Maduro manobra descaradamente para fraudar as eleições. Cancelou o convite à missão da União Europeia (UE) para acompanhar o processo eleitoral, mas a Organização das Nações Unidas (ONU) confirmou o envio de observadores, dos quais não se espera que façam declarações públicas. O presidente Luiz Inácio Lula da Silva tem uma posição ambígua em relação à eleição, cujo resultado já disse que aceitará. O assessor especial da Presidência, Celso Amorim, foi enviado a Caracas, onde acompanhará a eleição.
Fraude à vista
Maduro só vencerá as eleições através de fraude flagrante, segundo os principais analistas internacionais. Essa possibilidade é real. A Organização dos Estados Americanos (OEA), além dos EUA e da UE, e partidos de oposição foram impedidos de acompanhar a eleição, que não tem paridade de armas.

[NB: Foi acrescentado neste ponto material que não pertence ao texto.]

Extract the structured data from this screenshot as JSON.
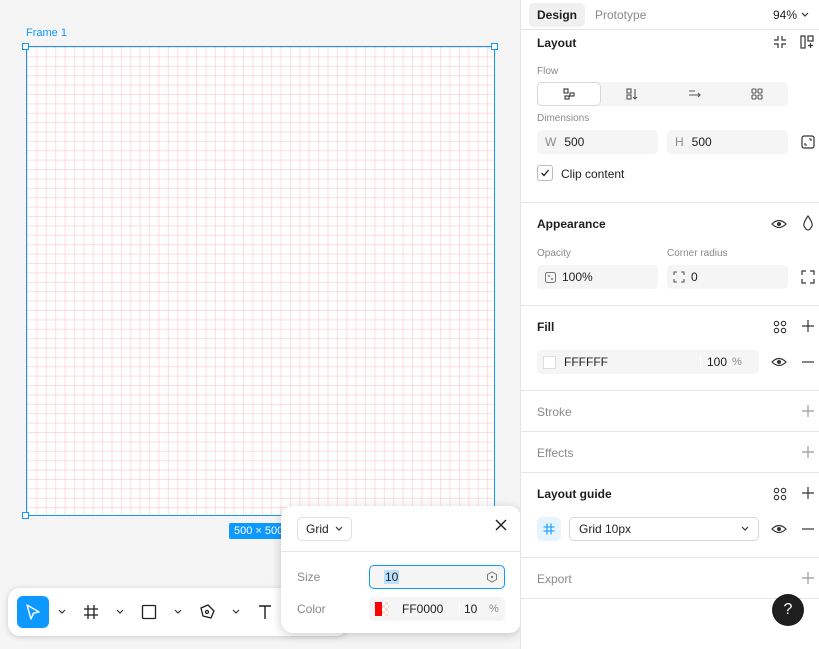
{
  "canvas": {
    "frame_label": "Frame 1",
    "size_badge": "500 × 500"
  },
  "toolbar": {
    "tools": [
      "move-tool",
      "frame-tool",
      "rectangle-tool",
      "pen-tool",
      "text-tool"
    ]
  },
  "grid_popup": {
    "type_label": "Grid",
    "size_label": "Size",
    "size_value": "10",
    "color_label": "Color",
    "color_hex": "FF0000",
    "color_opacity": "10",
    "percent": "%"
  },
  "panel": {
    "tabs": [
      "Design",
      "Prototype"
    ],
    "zoom": "94%",
    "layout": {
      "title": "Layout",
      "flow_label": "Flow",
      "dimensions_label": "Dimensions",
      "width_prefix": "W",
      "width": "500",
      "height_prefix": "H",
      "height": "500",
      "clip_content": "Clip content",
      "clip_checked": true
    },
    "appearance": {
      "title": "Appearance",
      "opacity_label": "Opacity",
      "opacity": "100%",
      "radius_label": "Corner radius",
      "radius": "0"
    },
    "fill": {
      "title": "Fill",
      "hex": "FFFFFF",
      "opacity": "100",
      "percent": "%"
    },
    "stroke": {
      "title": "Stroke"
    },
    "effects": {
      "title": "Effects"
    },
    "layout_guide": {
      "title": "Layout guide",
      "grid_value": "Grid 10px"
    },
    "export": {
      "title": "Export"
    }
  },
  "help_label": "?",
  "colors": {
    "accent": "#0d99ff",
    "grid_line": "#ff0000"
  }
}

As condições eleitorais são extremamente desequilibradas, com o governo a utilizar todos os recursos estatais para favorecer Maduro. Candidato improvável, Edmundo González abriu uma vantagem de 20 pontos nas pesquisas. O antigo diplomata é escritor e académico e foi escolhido como candidato de consenso pela coligação da oposição Plataforma Unitária.
Maduro proibiu María Corina de ocupar cargos públicos durante 15 anos, acusando-a de fraude, o que ela nega. Mais tarde, sua substituta, a historiadora Corina Yoris, também não pôde competir. Ela simplesmente não tinha sua inscrição registrada no sistema on-line quando tentou fazê-lo. Seus apoiadores foram alvo de mandados de prisão e membros de sua equipe foram detidos. Ambos decidiram apoiar Edmundo Gonzales.
A oposição promete revitalizar a economia para trazer de volta os milhões de venezuelanos que migraram desde 2013. São o segundo maior contingente de pessoas que cruzaram a fronteira dos EUA com o México. No Brasil, são 195 mil, dos quais mais de 80% estão em situação de vulnerabilidade.
A questão que fica no ar é como Maduro fará para permanecer no poder. Ele já disse que sua derrota resultará em banho de sangue. Fica claro, portanto, que ele não pretende aceitar um resultado desfavorável se não conseguir fraudar as eleições na escala que deseja.
Haverá uma forte reacção internacional se isso acontecer, mas o regime bolivariano tem aliados como Cuba, Rússia, Coreia do Norte, Irão e China. Um resultado como este afastará a Venezuela do contexto político ocidental. A posição do Brasil sobre tudo isso terá um grande impacto nas nossas relações internacionais.